Here are just a few other things to keep in mind on this subject:
  • No college coach in the country worth his salt is EVER going to take a player just because a summer coach tells him to.  His recommendation may help inform the coach, but without corroboration from multiple sources or a good audition, I won't touch a guy on word alone.
  • Summer programs that give "scholarships" also have another category of player:  "Fund-Raiser"  Trust me, you don't want to be in the latter group, and whether anyone will ever admit it, this group does exist.  Sometimes the B squad pays and the A squad plays.
  • Programs that ask their teams to fix results "for the good of the organization" are not programs you want to be involved with.  If the "Red" team is told to allow the "Blue" team to win to set a bracket, arrange a championship match up or any other reason, you don't want to play there.  What does that tell the kids on the team that sacrifices for the organization?  That's right, they don't mean a damned thing, and the A squad is where its at.
  • Once your son signs a scholarship it CANNOT be taken away by a phone call from a summer coach.  Listen, people want to scare you with their influence, but two things are at work here, 1. Once you sign that scholarship, you're locked in unless you get cut.  2. Reread the first point in these bullets.  No coach in the world is gonna go "Oh, is that right, Billy Greatcoach? You think Sammy is a terd and I should rescind his offer...  Right away sir, and while we're at it, why don't you head on down to the ballpark and make out my lineup!!"

Now for the most important piece of information you need to know about summer ball:  If your son is an outstanding ballplayer, he doesn't need summer ball to get signed.  Unless you live in the middle of nowhere and your son plays for an absolutely terrible team, if he's good, someone is going to like him.  That's if he's good, now.  That doesn't mean that mom and dad think he's an all star so it must be true....  That means that the kid puts up numbers and has athletic ability that everyone can see.  Here's a tip for parents to help evaluate where their son is at, and I promise, I don't mean to be insulting or snarky, but these are the things we hear every day is this is what they almost always mean...  Here are some translations:

"Well, he ain't real big and he ain't gonna hit it out of the park, but he's the hardest worker on the team and he's got lots of heart."

Translation:  He's the little guy that plays real hard and everyone loves, but when its all said and done, he's just not very good.

"He's not gonna blow it by anybody, but if he hits his spots he can get some folks out."

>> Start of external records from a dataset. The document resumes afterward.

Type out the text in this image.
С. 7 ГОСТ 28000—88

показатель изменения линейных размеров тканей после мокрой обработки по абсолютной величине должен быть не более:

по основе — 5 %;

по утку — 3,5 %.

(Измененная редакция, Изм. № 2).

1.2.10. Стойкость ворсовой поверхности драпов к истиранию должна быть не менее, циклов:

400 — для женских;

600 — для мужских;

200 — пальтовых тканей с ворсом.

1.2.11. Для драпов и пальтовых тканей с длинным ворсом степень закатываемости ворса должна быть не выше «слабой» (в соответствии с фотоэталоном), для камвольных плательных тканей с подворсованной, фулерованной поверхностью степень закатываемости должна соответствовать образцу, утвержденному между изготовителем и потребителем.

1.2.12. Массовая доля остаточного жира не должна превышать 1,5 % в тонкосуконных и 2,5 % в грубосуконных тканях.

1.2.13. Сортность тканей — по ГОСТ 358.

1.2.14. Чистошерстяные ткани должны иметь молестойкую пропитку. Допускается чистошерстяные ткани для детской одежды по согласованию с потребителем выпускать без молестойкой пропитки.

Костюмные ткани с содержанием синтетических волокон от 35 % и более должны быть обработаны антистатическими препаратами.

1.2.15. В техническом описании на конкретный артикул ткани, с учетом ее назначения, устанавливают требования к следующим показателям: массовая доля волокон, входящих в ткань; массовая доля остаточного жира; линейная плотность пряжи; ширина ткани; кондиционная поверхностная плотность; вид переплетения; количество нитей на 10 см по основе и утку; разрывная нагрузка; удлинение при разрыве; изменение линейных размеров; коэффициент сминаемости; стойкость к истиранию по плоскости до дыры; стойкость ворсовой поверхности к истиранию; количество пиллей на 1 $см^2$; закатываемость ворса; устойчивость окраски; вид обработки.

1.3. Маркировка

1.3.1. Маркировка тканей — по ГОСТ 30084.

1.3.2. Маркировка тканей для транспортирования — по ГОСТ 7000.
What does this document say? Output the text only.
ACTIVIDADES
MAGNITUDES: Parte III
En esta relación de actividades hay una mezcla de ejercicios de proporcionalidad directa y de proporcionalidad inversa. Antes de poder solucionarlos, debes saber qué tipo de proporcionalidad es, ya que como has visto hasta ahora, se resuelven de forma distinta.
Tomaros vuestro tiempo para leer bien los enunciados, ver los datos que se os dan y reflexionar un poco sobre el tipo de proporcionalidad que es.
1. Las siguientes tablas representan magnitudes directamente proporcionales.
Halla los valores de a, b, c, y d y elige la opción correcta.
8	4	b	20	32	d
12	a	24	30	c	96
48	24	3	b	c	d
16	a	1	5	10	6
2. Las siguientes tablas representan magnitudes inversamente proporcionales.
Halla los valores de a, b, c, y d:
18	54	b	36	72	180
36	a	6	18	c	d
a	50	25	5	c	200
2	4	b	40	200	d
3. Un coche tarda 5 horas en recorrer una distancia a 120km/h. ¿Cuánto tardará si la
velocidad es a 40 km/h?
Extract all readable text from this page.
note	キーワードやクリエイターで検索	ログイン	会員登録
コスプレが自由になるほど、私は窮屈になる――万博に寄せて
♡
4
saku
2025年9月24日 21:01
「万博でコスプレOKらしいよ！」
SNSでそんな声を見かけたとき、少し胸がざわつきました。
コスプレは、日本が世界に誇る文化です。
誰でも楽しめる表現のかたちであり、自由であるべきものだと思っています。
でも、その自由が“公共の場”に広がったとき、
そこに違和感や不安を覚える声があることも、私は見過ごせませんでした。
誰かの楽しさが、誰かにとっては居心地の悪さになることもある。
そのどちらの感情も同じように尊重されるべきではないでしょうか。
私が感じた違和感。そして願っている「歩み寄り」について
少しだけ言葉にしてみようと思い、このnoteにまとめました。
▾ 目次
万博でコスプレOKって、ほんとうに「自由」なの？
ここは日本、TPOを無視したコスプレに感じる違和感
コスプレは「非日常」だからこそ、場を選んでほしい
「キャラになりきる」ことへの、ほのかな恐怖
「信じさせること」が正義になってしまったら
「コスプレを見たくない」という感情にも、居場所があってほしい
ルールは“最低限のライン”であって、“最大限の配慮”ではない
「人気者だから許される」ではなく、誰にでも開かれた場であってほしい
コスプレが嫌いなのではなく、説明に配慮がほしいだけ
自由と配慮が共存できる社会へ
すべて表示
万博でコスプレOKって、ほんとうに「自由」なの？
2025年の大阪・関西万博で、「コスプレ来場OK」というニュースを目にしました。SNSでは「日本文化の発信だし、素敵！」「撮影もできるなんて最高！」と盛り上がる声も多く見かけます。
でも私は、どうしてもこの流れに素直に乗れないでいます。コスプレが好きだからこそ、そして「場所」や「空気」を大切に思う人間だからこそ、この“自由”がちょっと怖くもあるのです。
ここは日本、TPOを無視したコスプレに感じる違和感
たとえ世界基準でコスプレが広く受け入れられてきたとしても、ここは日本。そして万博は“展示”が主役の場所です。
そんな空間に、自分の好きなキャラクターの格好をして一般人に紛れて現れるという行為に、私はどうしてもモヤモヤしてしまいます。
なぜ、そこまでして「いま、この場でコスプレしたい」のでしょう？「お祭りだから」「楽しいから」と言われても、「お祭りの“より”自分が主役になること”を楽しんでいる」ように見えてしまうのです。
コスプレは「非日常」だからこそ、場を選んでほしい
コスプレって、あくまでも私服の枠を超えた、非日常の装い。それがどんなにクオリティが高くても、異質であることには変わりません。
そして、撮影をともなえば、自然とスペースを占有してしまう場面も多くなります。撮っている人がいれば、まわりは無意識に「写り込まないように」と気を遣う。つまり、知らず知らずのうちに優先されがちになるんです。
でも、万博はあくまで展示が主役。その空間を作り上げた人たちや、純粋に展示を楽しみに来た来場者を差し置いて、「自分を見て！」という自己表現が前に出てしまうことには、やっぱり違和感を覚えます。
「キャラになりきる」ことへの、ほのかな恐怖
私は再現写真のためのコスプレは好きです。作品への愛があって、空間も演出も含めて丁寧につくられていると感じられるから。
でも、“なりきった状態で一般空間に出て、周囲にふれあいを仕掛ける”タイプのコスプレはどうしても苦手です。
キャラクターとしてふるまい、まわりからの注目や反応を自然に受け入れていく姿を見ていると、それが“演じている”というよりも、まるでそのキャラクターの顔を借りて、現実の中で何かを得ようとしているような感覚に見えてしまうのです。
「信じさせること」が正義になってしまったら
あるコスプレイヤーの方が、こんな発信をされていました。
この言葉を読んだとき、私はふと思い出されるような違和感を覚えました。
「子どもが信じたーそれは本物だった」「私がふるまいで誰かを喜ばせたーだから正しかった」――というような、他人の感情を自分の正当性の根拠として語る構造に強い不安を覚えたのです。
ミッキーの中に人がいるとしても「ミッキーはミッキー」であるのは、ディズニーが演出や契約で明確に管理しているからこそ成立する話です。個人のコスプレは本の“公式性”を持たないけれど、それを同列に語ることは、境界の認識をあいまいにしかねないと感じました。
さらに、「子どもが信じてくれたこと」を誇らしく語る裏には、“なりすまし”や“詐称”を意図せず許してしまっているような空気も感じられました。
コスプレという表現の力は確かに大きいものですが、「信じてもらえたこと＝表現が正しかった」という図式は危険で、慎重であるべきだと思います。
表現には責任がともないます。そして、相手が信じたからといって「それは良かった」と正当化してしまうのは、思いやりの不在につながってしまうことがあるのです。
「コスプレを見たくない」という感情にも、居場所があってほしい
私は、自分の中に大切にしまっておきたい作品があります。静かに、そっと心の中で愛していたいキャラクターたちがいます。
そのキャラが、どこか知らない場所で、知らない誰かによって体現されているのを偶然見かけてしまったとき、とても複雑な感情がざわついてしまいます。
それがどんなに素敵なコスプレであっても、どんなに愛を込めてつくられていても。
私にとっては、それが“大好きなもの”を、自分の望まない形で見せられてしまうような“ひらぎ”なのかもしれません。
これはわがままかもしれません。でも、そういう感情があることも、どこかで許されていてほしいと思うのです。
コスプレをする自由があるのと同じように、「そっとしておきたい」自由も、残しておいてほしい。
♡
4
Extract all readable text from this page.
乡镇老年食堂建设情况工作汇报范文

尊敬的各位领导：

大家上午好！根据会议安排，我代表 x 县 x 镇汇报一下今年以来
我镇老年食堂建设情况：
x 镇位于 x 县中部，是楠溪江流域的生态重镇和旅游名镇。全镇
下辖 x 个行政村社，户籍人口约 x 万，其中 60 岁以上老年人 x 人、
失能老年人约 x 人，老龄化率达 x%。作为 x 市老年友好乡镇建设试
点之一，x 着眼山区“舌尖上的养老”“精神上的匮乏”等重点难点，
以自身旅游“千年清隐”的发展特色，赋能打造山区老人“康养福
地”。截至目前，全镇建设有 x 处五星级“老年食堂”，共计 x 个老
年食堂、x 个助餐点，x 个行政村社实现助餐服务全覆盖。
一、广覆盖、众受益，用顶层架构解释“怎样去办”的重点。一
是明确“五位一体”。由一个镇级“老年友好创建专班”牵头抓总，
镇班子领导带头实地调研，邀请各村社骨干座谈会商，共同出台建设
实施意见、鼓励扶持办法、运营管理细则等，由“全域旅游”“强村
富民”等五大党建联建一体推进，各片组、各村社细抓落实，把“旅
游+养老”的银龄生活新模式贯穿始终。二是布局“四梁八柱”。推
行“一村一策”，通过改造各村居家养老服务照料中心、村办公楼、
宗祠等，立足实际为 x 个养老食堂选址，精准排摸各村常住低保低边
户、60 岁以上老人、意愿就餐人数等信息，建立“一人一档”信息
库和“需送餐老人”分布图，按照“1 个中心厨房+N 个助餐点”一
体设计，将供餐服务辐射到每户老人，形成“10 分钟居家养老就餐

Translation:  He throws about 74-78 MPH, and he gets average high school hitters out often enough to be effective.  Hell, he may even win alot of ballgames in high school, but he's the 3rd or 4th guy down the line and unless he has pinpoint control, he's not gonna get good hitters out.

"He's got a GREAT arm, but he's a little raw.  If he had someone to work with him......."

Translation:  This guy has no idea where the ball is going after it leaves his hand....  Someone is gonna sign him though, and fortunately, some of these guys work out in the end. 

"He can hit it a mile, but if he had a little more discipline he'd be the best hitter on the team."

Translation:  He probably hits 6th in high school and he launches 3-5 homers in a season, but he's only gonna hit .275 because he swings at every pitch. 

So what am I getting at?  If the primary ways your son is described are "he hustles", "he's got heart", "he's a hard worker", or if it starts with something like "Well, he's not....  BUT", the odds are, he's a solid high school player, but he's just an average player.

Most good players are described a little more directly:  "Man, this kid can play...  He runs a 6.7, bumps 87 off the mound, plays a damned good 3rd base, and he can really hit." or "He the best kid on the team, he's got power, speed, and he's wearing out region pitchers." or possibly "If we didn't have , he'd be the best player out here."

THEN after they tell you that, they follow it up with the "AND he always hustles, works his tail off and he knows how to win."

I hope I've gotten the idea I've meant to convey across, and if not, comment and tell me about it, I'd love to continue the discussion!